Why is Scottish Publishing So Masculine?

You know how women sometimes say I'm not a feminist but... ? Well I am a feminist (though by no means a man hater!) and...when I recently took myself for a wee trawl through the websites of various high profile Scottish publishers, my first instinct was to wonder if my own prejudices were showing. Then I spoke to a few female writers (and potential readers) of my acquaintance and decided that I was right after all. We've all noticed it. Scottish publishing is, on the whole, a depressingly male dominated world, full of books (fact and fiction) about football and serial killers. I haven't actually counted the ratio of male to female authors, but even the most casual glance will show that the guys predominate. Moreover, even the crap is, let's face it, macho crap. The exception could be so called 'serious' fiction, but I'm not even sure about that. Most Scottish publishers will look much more kindly upon 'visceral coming of age novels' from young male writers, which they are happy to label as literary, than they will upon 'emotional coming of age novels' from young female writers which they will all too often dismiss out of hand as a kind of guilty pleasure.

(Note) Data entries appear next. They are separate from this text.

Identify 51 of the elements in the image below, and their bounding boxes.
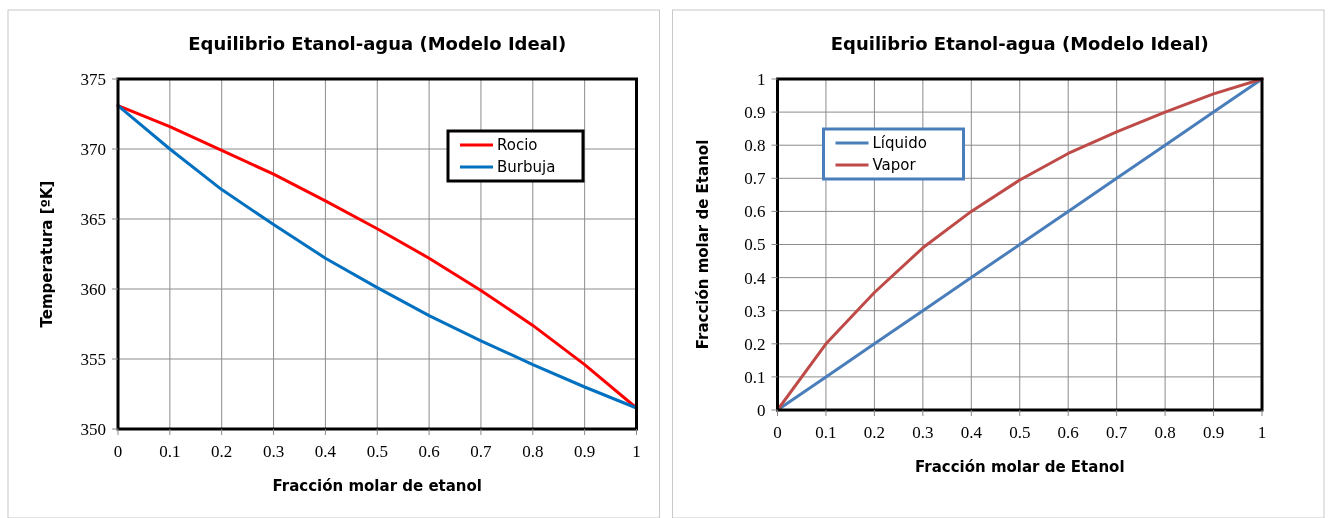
y-tick-label: 0.7 (744, 169, 766, 189)
chart-title: Equilibrio Etanol-agua (Modelo Ideal) (830, 33, 1209, 54)
y-tick-label: 375 (80, 69, 106, 89)
y-tick-label: 355 (80, 349, 106, 369)
x-tick-label: 0.6 (1057, 423, 1079, 442)
y-tick-label: 360 (80, 279, 106, 299)
y-tick-label: 0.5 (744, 235, 766, 255)
x-tick-label: 0 (113, 442, 123, 461)
y-axis-title: Fracción molar de Etanol (693, 139, 712, 350)
x-tick-label: 0.1 (159, 442, 181, 461)
y-tick-label: 0.1 (744, 367, 766, 387)
legend-label: Vapor (872, 156, 917, 175)
x-tick-label: 0.4 (314, 442, 337, 461)
x-tick-label: 0.6 (418, 442, 440, 461)
y-tick-label: 0.4 (744, 268, 766, 288)
y-tick-label: 0.6 (744, 202, 766, 222)
y-tick-label: 350 (80, 419, 106, 439)
x-tick-label: 0.7 (470, 442, 493, 461)
y-tick-label: 1 (757, 69, 766, 89)
x-axis-title: Fracción molar de etanol (272, 477, 482, 495)
y-tick-label: 0.2 (744, 334, 766, 354)
x-tick-label: 0.5 (1009, 423, 1031, 442)
x-tick-label: 0.8 (522, 442, 544, 461)
legend-label: Burbuja (497, 158, 556, 177)
y-tick-label: 0.8 (744, 136, 766, 156)
y-tick-label: 365 (80, 209, 106, 229)
x-tick-label: 1 (1257, 423, 1267, 442)
legend-label: Líquido (872, 134, 927, 153)
y-tick-label: 0 (757, 400, 766, 420)
x-tick-label: 0.5 (366, 442, 388, 461)
x-tick-label: 1 (632, 442, 641, 461)
x-tick-label: 0.8 (1154, 423, 1176, 442)
x-tick-label: 0.9 (1202, 423, 1225, 442)
x-tick-label: 0 (773, 423, 782, 442)
x-tick-label: 0.2 (863, 423, 886, 442)
x-tick-label: 0.3 (262, 442, 285, 461)
x-tick-label: 0.3 (912, 423, 934, 442)
x-tick-label: 0.4 (960, 423, 983, 442)
y-axis-title: Temperatura [ºK] (38, 180, 56, 328)
legend-label: Rocio (497, 136, 538, 155)
line-series (776, 77, 1264, 412)
x-tick-label: 0.1 (815, 423, 837, 442)
x-tick-label: 0.9 (574, 442, 596, 461)
x-tick-label: 0.2 (211, 442, 233, 461)
y-tick-label: 0.3 (744, 301, 766, 321)
y-tick-label: 0.9 (744, 103, 766, 123)
chart-title: Equilibrio Etanol-agua (Modelo Ideal) (188, 33, 567, 54)
x-axis-title: Fracción molar de Etanol (914, 458, 1125, 476)
y-tick-label: 370 (80, 139, 106, 159)
line-series (116, 104, 638, 410)
x-tick-label: 0.7 (1106, 423, 1128, 442)
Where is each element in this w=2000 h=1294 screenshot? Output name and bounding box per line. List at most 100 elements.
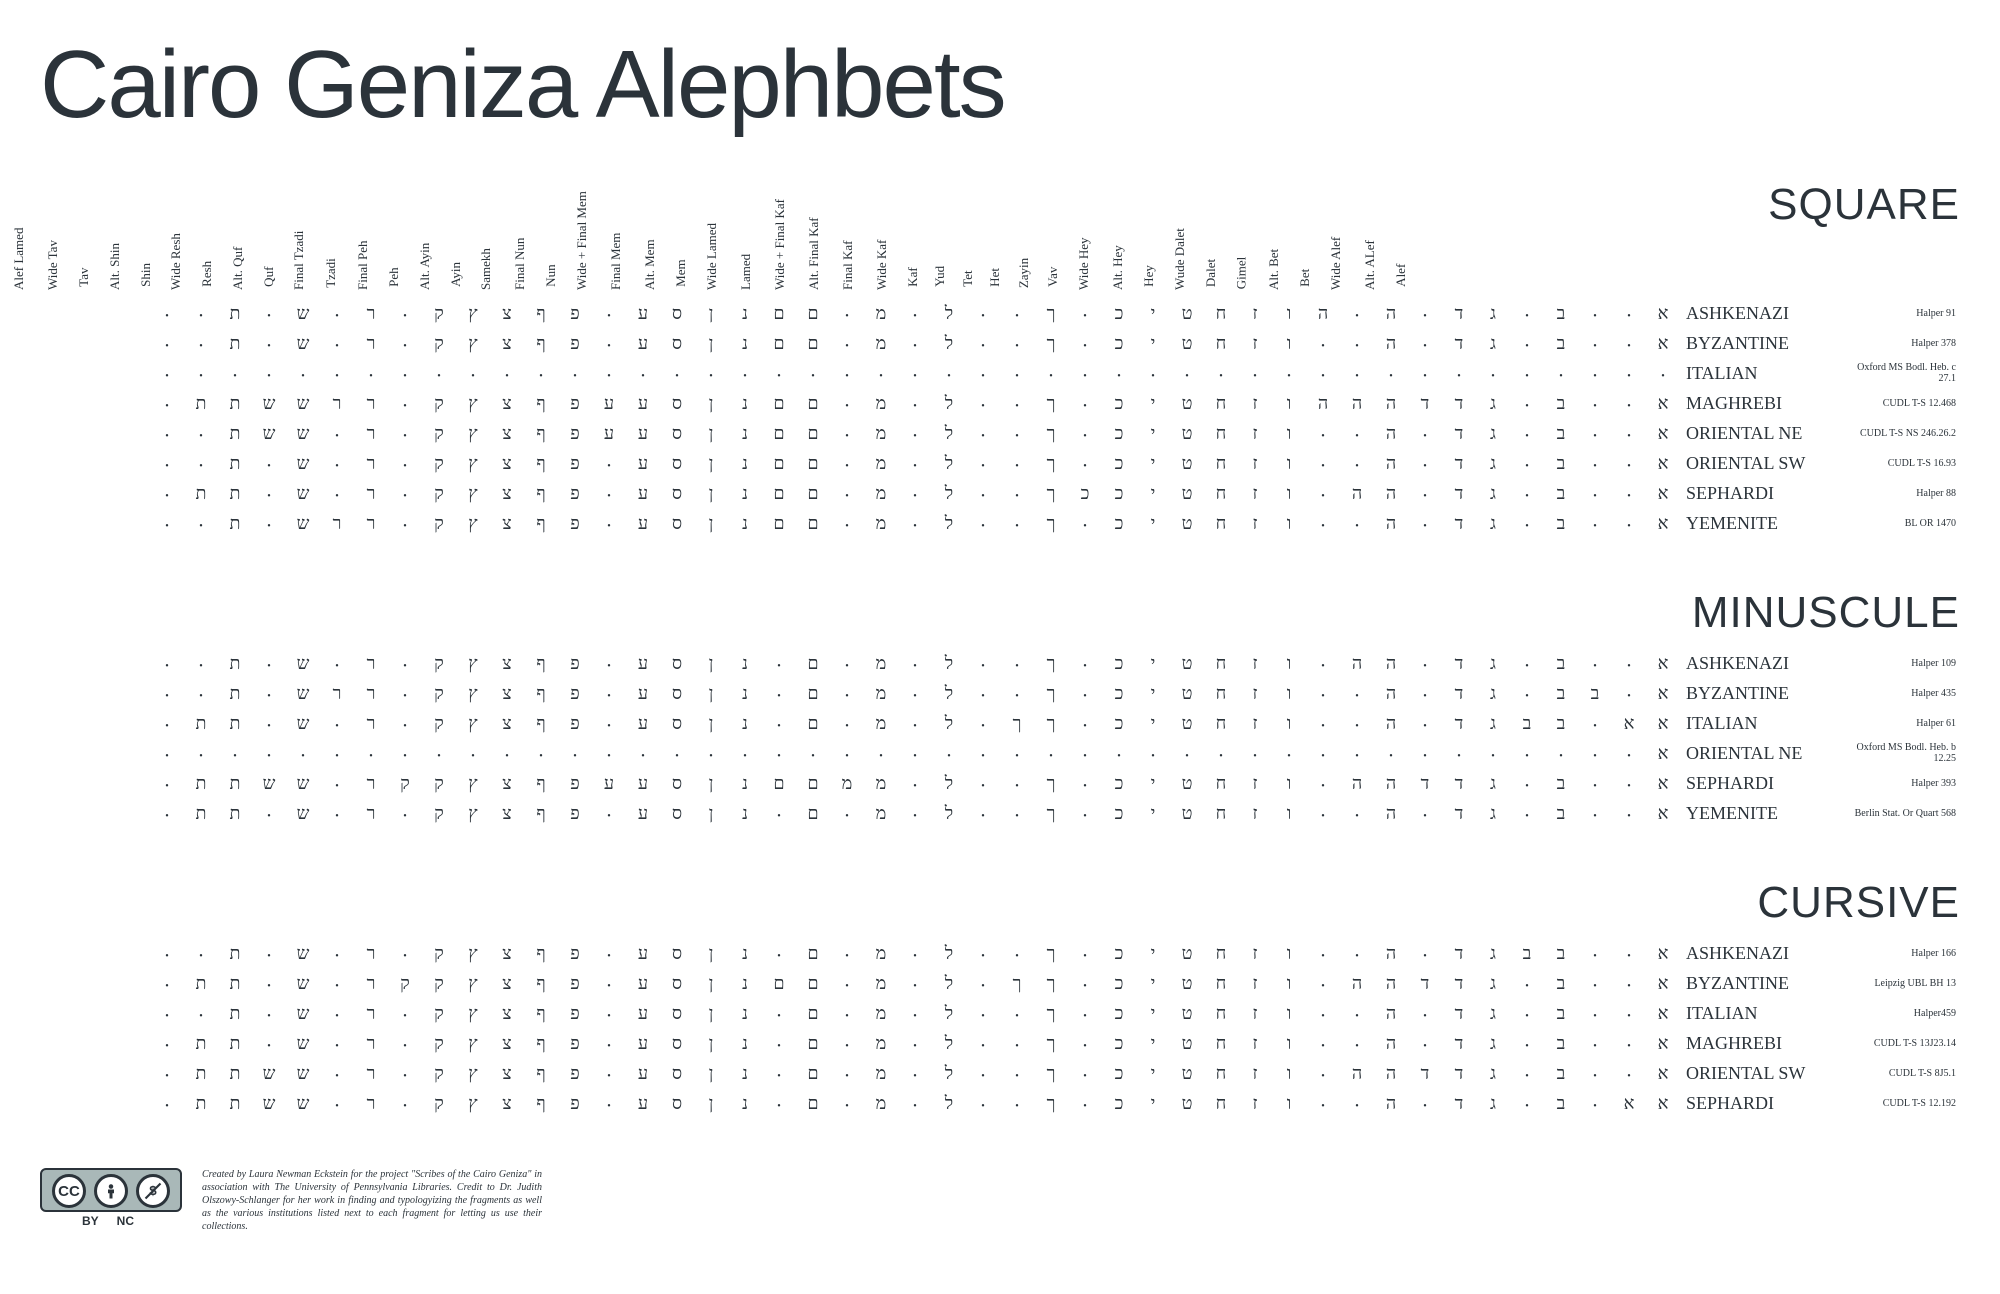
glyph-cell: ו <box>1272 1063 1306 1084</box>
glyph-cell: ק <box>388 973 422 994</box>
glyph-cell: ח <box>1204 943 1238 964</box>
glyph-cell <box>286 363 320 384</box>
glyph-cell <box>1510 393 1544 414</box>
glyph-cell <box>1306 1063 1340 1084</box>
glyph-cell <box>252 683 286 704</box>
column-header: Shin <box>128 259 162 287</box>
glyph-cell: ר <box>354 943 388 964</box>
glyph-cell <box>762 1003 796 1024</box>
glyph-cell <box>320 803 354 824</box>
glyph-cell <box>320 1033 354 1054</box>
glyph-cell: ת <box>184 713 218 734</box>
glyph-cell <box>898 713 932 734</box>
glyph-cell: ע <box>626 453 660 474</box>
glyph-cell: ך <box>1034 423 1068 444</box>
glyph-cell: ם <box>796 773 830 794</box>
glyph-cell <box>830 1063 864 1084</box>
glyph-cell <box>218 363 252 384</box>
glyph-cell: ע <box>626 973 660 994</box>
glyph-cell: ז <box>1238 653 1272 674</box>
glyph-cell <box>1612 973 1646 994</box>
glyph-cell: ק <box>422 1003 456 1024</box>
table-row: Halper 88SEPHARDIאבגדההוזחטיככךלמםםנןסעפ… <box>40 478 1960 508</box>
glyph-cell: ך <box>1034 943 1068 964</box>
glyph-cell <box>1408 1033 1442 1054</box>
glyph-cell: א <box>1646 303 1680 324</box>
glyph-cell: ה <box>1374 393 1408 414</box>
glyph-cell: ה <box>1340 483 1374 504</box>
glyph-cell <box>388 653 422 674</box>
glyph-cell <box>184 453 218 474</box>
glyph-cell <box>184 423 218 444</box>
glyph-cell <box>1612 333 1646 354</box>
glyph-cell <box>320 363 354 384</box>
by-icon <box>94 1174 128 1208</box>
column-header: Gimel <box>1224 257 1258 290</box>
glyph-cell <box>184 653 218 674</box>
glyph-cell <box>762 1063 796 1084</box>
glyph-cell: ה <box>1340 973 1374 994</box>
glyph-cell: נ <box>728 1033 762 1054</box>
column-header: Final Tzadi <box>282 256 316 290</box>
glyph-cell: ת <box>184 483 218 504</box>
glyph-cell: ז <box>1238 943 1272 964</box>
glyph-cell: ת <box>218 483 252 504</box>
glyph-cell <box>1306 363 1340 384</box>
glyph-cell <box>592 513 626 534</box>
glyph-cell: ל <box>932 483 966 504</box>
glyph-cell: ר <box>354 683 388 704</box>
glyph-cell: ב <box>1544 653 1578 674</box>
glyph-cell <box>1510 483 1544 504</box>
glyph-cell: ק <box>422 513 456 534</box>
column-header: Ayin <box>438 259 472 287</box>
glyph-cell: נ <box>728 683 762 704</box>
glyph-cell <box>592 973 626 994</box>
glyph-cell <box>1340 513 1374 534</box>
glyph-cell <box>422 363 456 384</box>
column-header: Lamed <box>729 256 763 290</box>
table-row: CUDL T-S 12.468MAGHREBIאבגדדהההוזחטיכךלמ… <box>40 388 1960 418</box>
glyph-cell: ג <box>1476 453 1510 474</box>
glyph-cell: ב <box>1544 303 1578 324</box>
glyph-cell: ש <box>286 683 320 704</box>
glyph-cell <box>1068 653 1102 674</box>
glyph-cell <box>1612 483 1646 504</box>
glyph-cell <box>1306 973 1340 994</box>
glyph-cell: ץ <box>456 1063 490 1084</box>
glyph-cell: ס <box>660 483 694 504</box>
glyph-cell: ס <box>660 393 694 414</box>
glyph-cell: ע <box>626 423 660 444</box>
glyph-cell: ל <box>932 803 966 824</box>
glyph-cell <box>966 483 1000 504</box>
glyph-cell: ד <box>1442 1033 1476 1054</box>
glyph-cell <box>1000 1003 1034 1024</box>
glyph-cell <box>1306 713 1340 734</box>
glyph-cell: מ <box>864 483 898 504</box>
glyph-cell: ם <box>796 803 830 824</box>
row-source: Berlin Stat. Or Quart 568 <box>1840 808 1960 819</box>
glyph-cell: מ <box>864 683 898 704</box>
glyph-cell: ת <box>218 1093 252 1114</box>
glyph-cell: ע <box>626 393 660 414</box>
row-label: YEMENITE <box>1680 803 1840 824</box>
glyph-cell: ס <box>660 943 694 964</box>
glyph-cell: ו <box>1272 713 1306 734</box>
glyph-cell <box>1578 363 1612 384</box>
glyph-cell <box>252 453 286 474</box>
glyph-cell <box>932 363 966 384</box>
glyph-cell: י <box>1136 483 1170 504</box>
glyph-cell: ף <box>524 423 558 444</box>
glyph-cell: ג <box>1476 713 1510 734</box>
glyph-cell: ף <box>524 483 558 504</box>
glyph-cell: ק <box>422 483 456 504</box>
glyph-cell <box>1340 1003 1374 1024</box>
glyph-cell <box>592 713 626 734</box>
glyph-cell: כ <box>1102 333 1136 354</box>
glyph-cell <box>966 333 1000 354</box>
glyph-cell <box>1408 943 1442 964</box>
glyph-cell: ת <box>218 453 252 474</box>
glyph-cell: ץ <box>456 453 490 474</box>
column-header: Wide + Final Mem <box>565 256 599 290</box>
glyph-cell <box>252 713 286 734</box>
glyph-cell <box>966 743 1000 764</box>
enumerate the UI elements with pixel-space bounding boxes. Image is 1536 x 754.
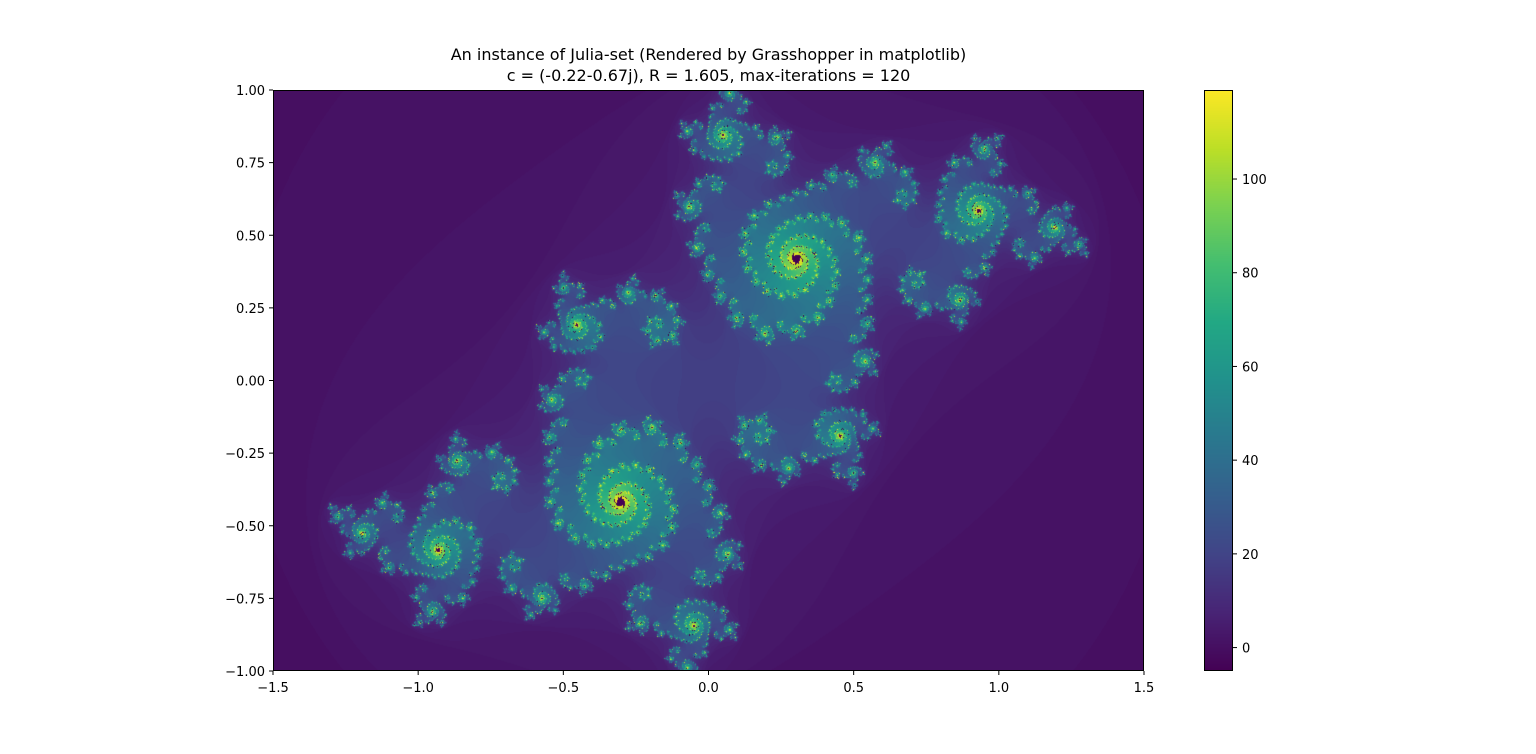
y-tick-label: −0.25 xyxy=(225,447,265,462)
y-tick-label: −0.75 xyxy=(225,592,265,607)
y-tick-label: 0.25 xyxy=(236,302,265,317)
x-tick-label: −1.5 xyxy=(257,681,289,696)
y-tick-label: −0.50 xyxy=(225,520,265,535)
colorbar-gradient xyxy=(1204,90,1233,671)
plot-frame xyxy=(273,90,1144,671)
colorbar-tick-label: 80 xyxy=(1242,267,1259,282)
y-tick-label: 0.50 xyxy=(236,229,265,244)
colorbar-tick-label: 100 xyxy=(1242,173,1267,188)
x-tick-label: 1.5 xyxy=(1134,681,1155,696)
colorbar-tick-label: 0 xyxy=(1242,642,1250,657)
x-tick-label: 0.0 xyxy=(698,681,719,696)
chart-title-line-1: An instance of Julia-set (Rendered by Gr… xyxy=(450,45,967,64)
colorbar-tick-label: 60 xyxy=(1242,360,1259,375)
colorbar-tick-label: 20 xyxy=(1242,548,1259,563)
x-tick-label: −0.5 xyxy=(548,681,580,696)
julia-set-heatmap xyxy=(273,90,1144,671)
y-tick-label: −1.00 xyxy=(225,665,265,680)
y-tick-label: 0.75 xyxy=(236,157,265,172)
x-tick-label: −1.0 xyxy=(402,681,434,696)
x-tick-label: 0.5 xyxy=(843,681,864,696)
axes-layer: −1.5 −1.0 −0.5 0.0 0.5 1.0 1.5 −1.00 −0.75 −0.50 −… xyxy=(225,84,1267,696)
y-tick-label: 1.00 xyxy=(236,84,265,99)
x-tick-label: 1.0 xyxy=(988,681,1009,696)
chart-title-line-2: c = (-0.22-0.67j), R = 1.605, max-iterat… xyxy=(506,66,911,85)
colorbar-frame xyxy=(1204,90,1233,671)
y-tick-label: 0.00 xyxy=(236,375,265,390)
colorbar-tick-label: 40 xyxy=(1242,454,1259,469)
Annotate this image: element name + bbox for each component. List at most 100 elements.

What hope then for the experienced female or even male storyteller, creating a well written, well researched, popular novel, possibly with a Scottish setting, of the kind that so many woman, and some men too, so desperately want to read?
Is there no woman or man out there, who would be prepared to set up a Scottish based publishing house, dealing in good, popular fiction, historical or contemporary, that is neither visceral, nor provocative, nor overly dark but unashamedly popular, and with an emotional depths. Come to think of it, whenever I see something described as 'provocative', I know with a fair amount of certainty that the only thing it is going to provoke is boredom, and a desperate desire to open a bottle of wine, but adolescent shock tactics do tend to pall after a while. Film gets it right lots of the time, and the companies seem to have no trouble marketing the movies either.
As another hugely talented Scottish writer remarked recently, were Robert Louis Stevenson around today, his novels would almost certainly be rejected out of hand by every single contemporary Scottish publisher. And she's absolutely right. Kidnapped? Treasure Island? Way too popular - wouldn't suit their image. Catriona? But isn't it the story of love triumphing over politices and doesn't it feature an astonishingly sexy reference to stockings? Whooo, can't possibly publish the genre that dare not speak its name. (romance) The same goes for a number of other Scottish writers. Grassic Gibbon? Domestic violence in a rural setting. You must be joking. Neil Gunn? Emotion, poetry and mythology? What on earth next? Mrs Oliphant? Middle class ghost stories, difficult to sell in the current market.....
I do wish that some brave soul out there would bite the bullet and start a Scottish imprint that wasn't so deeply, pathologically, cringingly ashamed of its feminine side. Go on. Try it. You have nothing to lose but your prejudices.